Businesses with more than 20 employees must comply with the federal Older Workers Benefit Protection Act (OWBPA) regulations. OWBPA requires employers to follow certain guidelines for giving severance packages to employees over the age of 40. Most importantly, employers must give older employees at least 21 days to consider the severance agreement. Also, older employees are permitted to back out of the agreement up to 7 days after the agreement is signed.

If employers lay off or offer voluntary severance packages with incentives to a group of employees, where at least one affected employee is over 40 years old, employers must meet some additional requirements under OWBPA. Affected employees, regardless of age, must all be given at least 45 days to consider signing the voluntary severance package. Moreover, each employee must be provided with information about the job titles and ages of the dismissed group. If OWBPA requirements are not met, then the severance packages are invalid and cannot be enforced.

Employee Compensation and Benefits During Layoffs

Employers should review labor laws and policies, collective employment agreements, and individual employment contracts to ensure that their contractual duties are fulfilled during layoffs. Sometimes, the layoff process is already set at the start of employment and the company will already have a compensation system for those who resign with unused annual leave. These employers must follow the guidelines they have set.

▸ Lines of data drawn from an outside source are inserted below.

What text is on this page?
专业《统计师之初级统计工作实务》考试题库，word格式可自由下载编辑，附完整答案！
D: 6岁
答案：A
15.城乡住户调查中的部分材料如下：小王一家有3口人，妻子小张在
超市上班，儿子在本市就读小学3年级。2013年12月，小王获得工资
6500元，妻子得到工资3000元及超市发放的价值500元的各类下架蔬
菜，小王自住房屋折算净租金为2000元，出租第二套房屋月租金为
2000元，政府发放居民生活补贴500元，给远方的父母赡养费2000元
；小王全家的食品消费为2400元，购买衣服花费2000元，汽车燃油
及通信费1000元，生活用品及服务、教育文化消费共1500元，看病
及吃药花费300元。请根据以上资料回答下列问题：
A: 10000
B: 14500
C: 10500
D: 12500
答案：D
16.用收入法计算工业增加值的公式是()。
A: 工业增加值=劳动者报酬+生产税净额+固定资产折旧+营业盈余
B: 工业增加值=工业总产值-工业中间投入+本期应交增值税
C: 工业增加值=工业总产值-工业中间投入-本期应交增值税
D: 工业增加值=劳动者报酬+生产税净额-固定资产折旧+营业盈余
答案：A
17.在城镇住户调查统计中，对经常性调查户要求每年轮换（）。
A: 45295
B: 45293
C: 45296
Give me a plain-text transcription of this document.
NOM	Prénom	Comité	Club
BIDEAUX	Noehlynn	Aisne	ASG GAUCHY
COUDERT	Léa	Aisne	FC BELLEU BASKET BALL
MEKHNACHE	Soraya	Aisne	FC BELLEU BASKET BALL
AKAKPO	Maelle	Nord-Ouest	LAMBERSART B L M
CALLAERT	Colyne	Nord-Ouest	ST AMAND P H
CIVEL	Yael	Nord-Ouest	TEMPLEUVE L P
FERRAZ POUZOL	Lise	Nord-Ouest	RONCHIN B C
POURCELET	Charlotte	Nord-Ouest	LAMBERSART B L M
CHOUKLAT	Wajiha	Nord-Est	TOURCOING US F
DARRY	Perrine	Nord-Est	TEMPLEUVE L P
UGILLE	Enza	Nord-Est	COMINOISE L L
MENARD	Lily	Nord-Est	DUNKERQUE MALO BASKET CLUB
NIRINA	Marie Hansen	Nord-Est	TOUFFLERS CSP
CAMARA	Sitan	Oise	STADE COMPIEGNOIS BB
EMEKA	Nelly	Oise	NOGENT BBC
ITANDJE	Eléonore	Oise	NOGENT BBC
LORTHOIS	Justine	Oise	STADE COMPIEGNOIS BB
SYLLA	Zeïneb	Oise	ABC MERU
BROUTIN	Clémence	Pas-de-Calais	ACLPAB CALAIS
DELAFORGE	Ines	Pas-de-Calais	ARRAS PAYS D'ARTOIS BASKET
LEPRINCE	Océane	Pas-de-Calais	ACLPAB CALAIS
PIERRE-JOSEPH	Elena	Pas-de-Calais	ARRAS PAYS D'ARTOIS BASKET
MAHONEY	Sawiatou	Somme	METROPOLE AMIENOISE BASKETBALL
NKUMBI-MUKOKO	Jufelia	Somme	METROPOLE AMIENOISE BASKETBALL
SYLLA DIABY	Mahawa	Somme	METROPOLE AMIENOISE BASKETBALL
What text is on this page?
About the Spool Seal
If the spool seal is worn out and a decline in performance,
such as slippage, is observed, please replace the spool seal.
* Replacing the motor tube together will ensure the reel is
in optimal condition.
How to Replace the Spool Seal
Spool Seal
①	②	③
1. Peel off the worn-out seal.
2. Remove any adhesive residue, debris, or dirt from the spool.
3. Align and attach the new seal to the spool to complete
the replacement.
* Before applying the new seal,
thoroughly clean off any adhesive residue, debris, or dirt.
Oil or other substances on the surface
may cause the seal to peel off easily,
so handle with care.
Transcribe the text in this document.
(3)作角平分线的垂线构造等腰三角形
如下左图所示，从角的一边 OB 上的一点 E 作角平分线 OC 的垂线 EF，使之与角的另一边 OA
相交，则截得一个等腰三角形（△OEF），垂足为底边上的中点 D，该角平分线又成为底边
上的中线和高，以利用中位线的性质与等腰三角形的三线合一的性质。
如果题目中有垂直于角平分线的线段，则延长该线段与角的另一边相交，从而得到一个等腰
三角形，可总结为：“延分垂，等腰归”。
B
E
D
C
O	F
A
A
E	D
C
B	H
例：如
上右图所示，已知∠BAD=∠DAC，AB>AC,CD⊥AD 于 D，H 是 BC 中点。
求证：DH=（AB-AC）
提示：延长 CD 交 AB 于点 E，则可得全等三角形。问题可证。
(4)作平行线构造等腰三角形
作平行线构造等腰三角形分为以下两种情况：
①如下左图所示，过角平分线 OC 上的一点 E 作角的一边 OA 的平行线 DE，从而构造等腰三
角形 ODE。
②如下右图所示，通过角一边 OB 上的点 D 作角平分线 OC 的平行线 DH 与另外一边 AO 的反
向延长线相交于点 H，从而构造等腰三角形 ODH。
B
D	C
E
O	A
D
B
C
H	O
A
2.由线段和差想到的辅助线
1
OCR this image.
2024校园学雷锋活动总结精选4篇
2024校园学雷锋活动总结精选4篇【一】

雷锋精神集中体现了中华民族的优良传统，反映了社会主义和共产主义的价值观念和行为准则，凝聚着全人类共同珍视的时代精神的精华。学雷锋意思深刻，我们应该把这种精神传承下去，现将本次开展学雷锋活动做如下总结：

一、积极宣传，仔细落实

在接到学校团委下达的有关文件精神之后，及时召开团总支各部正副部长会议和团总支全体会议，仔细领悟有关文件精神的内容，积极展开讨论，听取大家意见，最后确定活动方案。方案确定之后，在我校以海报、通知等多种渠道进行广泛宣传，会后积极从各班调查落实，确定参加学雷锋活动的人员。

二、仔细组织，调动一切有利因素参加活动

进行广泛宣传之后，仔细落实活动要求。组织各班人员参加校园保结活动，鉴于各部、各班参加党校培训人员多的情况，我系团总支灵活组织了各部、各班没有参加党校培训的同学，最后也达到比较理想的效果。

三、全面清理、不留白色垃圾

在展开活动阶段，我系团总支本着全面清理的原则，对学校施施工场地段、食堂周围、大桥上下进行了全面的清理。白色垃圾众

In addition, according to California law, when an employer fires an employee, the employer must pay all wages due for the dismissed employee up until that day of resignation, including compensation for unused leave. If the final salary cannot be paid in time, the employee may seek compensation.

Federal Law Compliance Under the WARN Act

The federal Worker Adjustment and Retraining Notification (WARN) Act may apply to employers who have closed factories or laid off employees because of the novel coronavirus. According to the WARN Act, employers with 100 or more full-time employees are required to give a written notice 60 days before the factory closures and mass layoffs are made.

Of course, there are exceptions to the 60-day advance notice requirement. If the company is actively seeking capital or business, and it is reasonable for the time being that advance notice will prevent its ability to gain capital or business, the employer can cancel or postpone the suspension of business within a reasonable amount of time, in which case there is no need to provide advance notice. Another exception that does not require 60 days advance notice is for mass layoffs or factory closures due to unreasonable business conditions.

California State Regulations

California Governor Newsom issued an executive order that temporarily relaxed California WARN Act requirements imposed on employers during the massive layoffs during the coronavirus epidemic. Normally, the employers that must comply with the California WARN Act are those with at least 75 employees in the past 12 months and they must give a notice 60 days prior to mass layoffs or company shutdowns. However, the executive order modifies the requirement for layoffs due to the coronavirus pandemic, as employers only need to issue as many notices as possible and briefly explain their reasons for curtailing the advance notice time period. Written notices given on or after March 18, 2020 must include the employee’s eligibility for unemployment insurance.